The additional measures imposed in October 2010 include prohibitions on financing and investing in certain Iranian businesses, including the oil and gas sector, rules applying to all transfers of funds to and from Iranian persons, entities and bodies (even where they do not appear on the asset freeze list), restrictions on EU banks and financial institutions and a ban on the provision of insurance to Iran, its Government, public bodies and corporations, and restrictions on transport.

Yet more restrictions were imposed in March 2012, including prohibitions relating to key equipment for Iran’s oil and gas sector, Iranian crude oil, petroleum and petrochemical products, gold, precious metals and diamonds and Iranian currency, as well as a prohibition on the supply of specialised financial messaging services for clearing banking transactions.

The additional restrictions which were imposed in December 2012 went beyond these import/export bans, to include restrictions on transfers involving Iranian banks as well as prohibitions relating to key naval equipment and technology, specialist software, Iranian natural gas, graphite, raw and semi-finished metals, services to Iranian ships and the supply of oil and petrochemical tankers.

The list of asset freeze targets was expanded in parallel throughout 2011, 2012 and 2013 with the result that, at the current date, the asset freeze list includes over 100 individuals and almost 500 entities.


While usually described as “smart” or “targeted” sanctions, the current package of measures against Iran is so wide-ranging as to amount to a virtual embargo on trade with Iran.

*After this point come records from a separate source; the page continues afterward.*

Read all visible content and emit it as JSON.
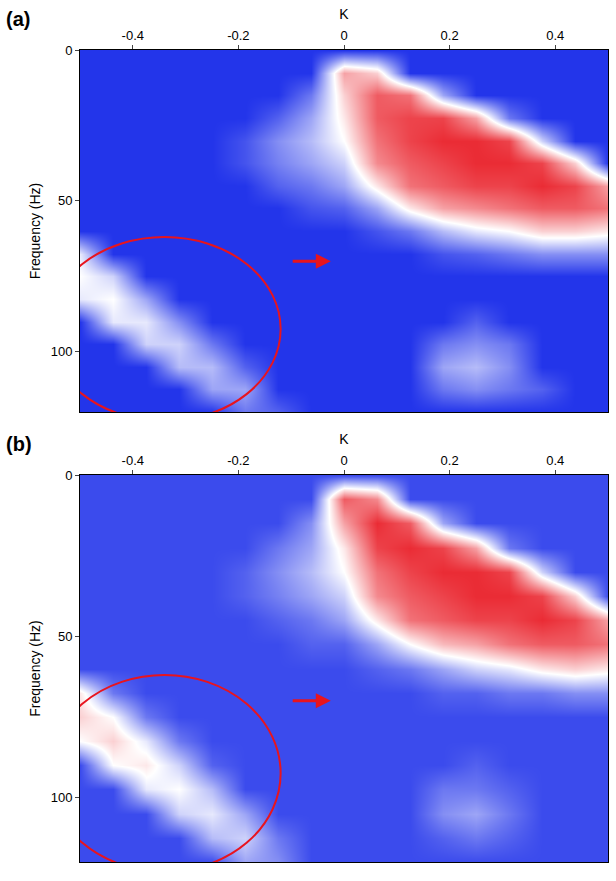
{
  "chart_data": [
    {
      "type": "heatmap",
      "title": "(a)",
      "x_label": "K",
      "y_label": "Frequency (Hz)",
      "xlim": [
        -0.5,
        0.5
      ],
      "xticks": [
        -0.4,
        -0.2,
        0,
        0.2,
        0.4
      ],
      "ylim": [
        120,
        0
      ],
      "yticks": [
        0,
        50,
        100
      ],
      "zlim": [
        0,
        1
      ],
      "x": [
        -0.5,
        -0.4375,
        -0.375,
        -0.3125,
        -0.25,
        -0.1875,
        -0.125,
        -0.0625,
        0,
        0.0625,
        0.125,
        0.1875,
        0.25,
        0.3125,
        0.375,
        0.4375,
        0.5
      ],
      "y": [
        0,
        7.5,
        15,
        22.5,
        30,
        37.5,
        45,
        52.5,
        60,
        67.5,
        75,
        82.5,
        90,
        97.5,
        105,
        112.5,
        120
      ],
      "cells": [
        [
          0.05,
          0.05,
          0.05,
          0.05,
          0.05,
          0.05,
          0.05,
          0.05,
          0.05,
          0.05,
          0.05,
          0.05,
          0.05,
          0.05,
          0.05,
          0.05,
          0.05
        ],
        [
          0.05,
          0.05,
          0.05,
          0.05,
          0.05,
          0.05,
          0.05,
          0.05,
          0.7,
          0.6,
          0.05,
          0.05,
          0.05,
          0.05,
          0.05,
          0.05,
          0.05
        ],
        [
          0.05,
          0.05,
          0.05,
          0.05,
          0.05,
          0.05,
          0.05,
          0.2,
          0.6,
          0.85,
          0.8,
          0.3,
          0.05,
          0.05,
          0.05,
          0.05,
          0.05
        ],
        [
          0.05,
          0.05,
          0.05,
          0.05,
          0.05,
          0.05,
          0.15,
          0.3,
          0.55,
          0.85,
          0.9,
          0.9,
          0.7,
          0.2,
          0.05,
          0.05,
          0.05
        ],
        [
          0.05,
          0.05,
          0.05,
          0.05,
          0.05,
          0.12,
          0.25,
          0.35,
          0.5,
          0.8,
          0.9,
          0.95,
          0.95,
          0.9,
          0.4,
          0.05,
          0.05
        ],
        [
          0.05,
          0.05,
          0.05,
          0.05,
          0.05,
          0.12,
          0.22,
          0.3,
          0.4,
          0.75,
          0.85,
          0.9,
          0.95,
          0.95,
          0.9,
          0.6,
          0.05
        ],
        [
          0.05,
          0.05,
          0.05,
          0.05,
          0.05,
          0.05,
          0.15,
          0.2,
          0.3,
          0.55,
          0.8,
          0.85,
          0.9,
          0.9,
          0.95,
          0.9,
          0.7
        ],
        [
          0.05,
          0.05,
          0.05,
          0.05,
          0.05,
          0.05,
          0.05,
          0.12,
          0.15,
          0.3,
          0.55,
          0.7,
          0.75,
          0.8,
          0.85,
          0.85,
          0.8
        ],
        [
          0.05,
          0.05,
          0.05,
          0.05,
          0.05,
          0.05,
          0.05,
          0.05,
          0.05,
          0.12,
          0.2,
          0.35,
          0.45,
          0.5,
          0.6,
          0.6,
          0.55
        ],
        [
          0.45,
          0.05,
          0.05,
          0.05,
          0.05,
          0.05,
          0.05,
          0.05,
          0.05,
          0.05,
          0.05,
          0.12,
          0.15,
          0.2,
          0.25,
          0.25,
          0.25
        ],
        [
          0.5,
          0.4,
          0.05,
          0.05,
          0.05,
          0.05,
          0.05,
          0.05,
          0.05,
          0.05,
          0.05,
          0.05,
          0.05,
          0.05,
          0.05,
          0.05,
          0.05
        ],
        [
          0.45,
          0.5,
          0.3,
          0.05,
          0.05,
          0.05,
          0.05,
          0.05,
          0.05,
          0.05,
          0.05,
          0.05,
          0.05,
          0.05,
          0.05,
          0.05,
          0.05
        ],
        [
          0.05,
          0.45,
          0.45,
          0.25,
          0.05,
          0.05,
          0.05,
          0.05,
          0.05,
          0.05,
          0.05,
          0.05,
          0.15,
          0.05,
          0.05,
          0.05,
          0.05
        ],
        [
          0.05,
          0.05,
          0.4,
          0.4,
          0.2,
          0.05,
          0.05,
          0.05,
          0.05,
          0.05,
          0.05,
          0.2,
          0.25,
          0.2,
          0.05,
          0.05,
          0.05
        ],
        [
          0.05,
          0.05,
          0.05,
          0.35,
          0.35,
          0.15,
          0.05,
          0.05,
          0.05,
          0.05,
          0.05,
          0.3,
          0.35,
          0.25,
          0.05,
          0.05,
          0.05
        ],
        [
          0.05,
          0.05,
          0.05,
          0.05,
          0.3,
          0.3,
          0.05,
          0.05,
          0.05,
          0.05,
          0.05,
          0.2,
          0.25,
          0.2,
          0.15,
          0.05,
          0.05
        ],
        [
          0.05,
          0.05,
          0.05,
          0.05,
          0.05,
          0.2,
          0.15,
          0.05,
          0.05,
          0.05,
          0.05,
          0.05,
          0.05,
          0.05,
          0.05,
          0.05,
          0.05
        ]
      ]
    },
    {
      "type": "heatmap",
      "title": "(b)",
      "x_label": "K",
      "y_label": "Frequency (Hz)",
      "xlim": [
        -0.5,
        0.5
      ],
      "xticks": [
        -0.4,
        -0.2,
        0,
        0.2,
        0.4
      ],
      "ylim": [
        120,
        0
      ],
      "yticks": [
        0,
        50,
        100
      ],
      "zlim": [
        0,
        1
      ],
      "x": [
        -0.5,
        -0.4375,
        -0.375,
        -0.3125,
        -0.25,
        -0.1875,
        -0.125,
        -0.0625,
        0,
        0.0625,
        0.125,
        0.1875,
        0.25,
        0.3125,
        0.375,
        0.4375,
        0.5
      ],
      "y": [
        0,
        7.5,
        15,
        22.5,
        30,
        37.5,
        45,
        52.5,
        60,
        67.5,
        75,
        82.5,
        90,
        97.5,
        105,
        112.5,
        120
      ],
      "cells": [
        [
          0.1,
          0.1,
          0.1,
          0.1,
          0.1,
          0.1,
          0.1,
          0.1,
          0.1,
          0.1,
          0.1,
          0.1,
          0.1,
          0.1,
          0.1,
          0.1,
          0.1
        ],
        [
          0.1,
          0.1,
          0.1,
          0.1,
          0.1,
          0.1,
          0.1,
          0.1,
          0.85,
          0.75,
          0.1,
          0.1,
          0.1,
          0.1,
          0.1,
          0.1,
          0.1
        ],
        [
          0.1,
          0.1,
          0.1,
          0.1,
          0.1,
          0.1,
          0.1,
          0.25,
          0.7,
          0.95,
          0.85,
          0.3,
          0.1,
          0.1,
          0.1,
          0.1,
          0.1
        ],
        [
          0.1,
          0.1,
          0.1,
          0.1,
          0.1,
          0.1,
          0.2,
          0.3,
          0.55,
          0.9,
          0.95,
          0.9,
          0.7,
          0.2,
          0.1,
          0.1,
          0.1
        ],
        [
          0.1,
          0.1,
          0.1,
          0.1,
          0.1,
          0.15,
          0.25,
          0.35,
          0.5,
          0.8,
          0.9,
          0.95,
          0.95,
          0.9,
          0.4,
          0.1,
          0.1
        ],
        [
          0.1,
          0.1,
          0.1,
          0.1,
          0.1,
          0.15,
          0.22,
          0.3,
          0.4,
          0.75,
          0.85,
          0.9,
          0.95,
          0.95,
          0.9,
          0.6,
          0.1
        ],
        [
          0.1,
          0.1,
          0.1,
          0.1,
          0.1,
          0.1,
          0.15,
          0.2,
          0.3,
          0.55,
          0.8,
          0.85,
          0.9,
          0.9,
          0.95,
          0.9,
          0.7
        ],
        [
          0.1,
          0.1,
          0.1,
          0.1,
          0.1,
          0.1,
          0.1,
          0.15,
          0.15,
          0.3,
          0.5,
          0.65,
          0.7,
          0.8,
          0.85,
          0.85,
          0.8
        ],
        [
          0.1,
          0.1,
          0.1,
          0.1,
          0.1,
          0.1,
          0.1,
          0.1,
          0.1,
          0.15,
          0.2,
          0.3,
          0.4,
          0.45,
          0.55,
          0.6,
          0.55
        ],
        [
          0.55,
          0.2,
          0.1,
          0.1,
          0.1,
          0.1,
          0.1,
          0.1,
          0.1,
          0.1,
          0.1,
          0.15,
          0.15,
          0.2,
          0.2,
          0.25,
          0.25
        ],
        [
          0.6,
          0.5,
          0.2,
          0.1,
          0.1,
          0.1,
          0.1,
          0.1,
          0.1,
          0.1,
          0.1,
          0.1,
          0.1,
          0.1,
          0.1,
          0.1,
          0.1
        ],
        [
          0.5,
          0.6,
          0.45,
          0.2,
          0.1,
          0.1,
          0.1,
          0.1,
          0.1,
          0.1,
          0.1,
          0.1,
          0.1,
          0.1,
          0.1,
          0.1,
          0.1
        ],
        [
          0.1,
          0.5,
          0.55,
          0.4,
          0.15,
          0.1,
          0.1,
          0.1,
          0.1,
          0.1,
          0.1,
          0.1,
          0.15,
          0.1,
          0.1,
          0.1,
          0.1
        ],
        [
          0.1,
          0.1,
          0.45,
          0.5,
          0.35,
          0.1,
          0.1,
          0.1,
          0.1,
          0.1,
          0.1,
          0.2,
          0.2,
          0.15,
          0.1,
          0.1,
          0.1
        ],
        [
          0.1,
          0.1,
          0.1,
          0.4,
          0.45,
          0.3,
          0.1,
          0.1,
          0.1,
          0.1,
          0.1,
          0.25,
          0.3,
          0.2,
          0.1,
          0.1,
          0.1
        ],
        [
          0.1,
          0.1,
          0.1,
          0.1,
          0.35,
          0.4,
          0.2,
          0.1,
          0.1,
          0.1,
          0.1,
          0.15,
          0.2,
          0.15,
          0.1,
          0.1,
          0.1
        ],
        [
          0.1,
          0.1,
          0.1,
          0.1,
          0.1,
          0.3,
          0.25,
          0.1,
          0.1,
          0.1,
          0.1,
          0.1,
          0.1,
          0.1,
          0.1,
          0.1,
          0.1
        ]
      ]
    }
  ]
}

Recent political rhetoric in the EU and the US has tended to focus on the “toughness”, “comprehensiveness” or “breadth” of the measures, rather than on their effectiveness, or the criteria to determine whether the restrictions are achieving their aims.

That makes it difficult to assess the overall effectiveness of sanctions as a tool of foreign policy. In addition, in circumstances where restrictions are not tied to particular objectives, it is difficult to see how it could be said that a particular objective has been achieved and that in turn makes it difficult to assess how and when particular restrictions will be relaxed or lifted if there is progress in persuading Iran to change its policies.


It will have been seen from the above discussion that sanctions programmes can change very rapidly in ways which can be difficult to predict. The changes can have huge implications on commercial organisations engaged in international commerce, but they are frequently introduced with little or no advance warning and commonly do not include grandfathering or wind-down provisions.

Commercial organisations such as traders, transport operators, insurers and banks find themselves at the sharp end, with a high compliance burden, and with changes to sanctions programmes presenting them with threats or opportunities as restrictions and prohibitions are introduced or withdrawn.

As a result, commercial organisations engaged in international commerce not only need to exercise vigilance and check the status of the counterparties and goods they deal with, but also need to keep themselves updated as to changes in the relevant legislation to avoid risks and seize opportunities. Having an ear to the ground for future developments can be invaluable.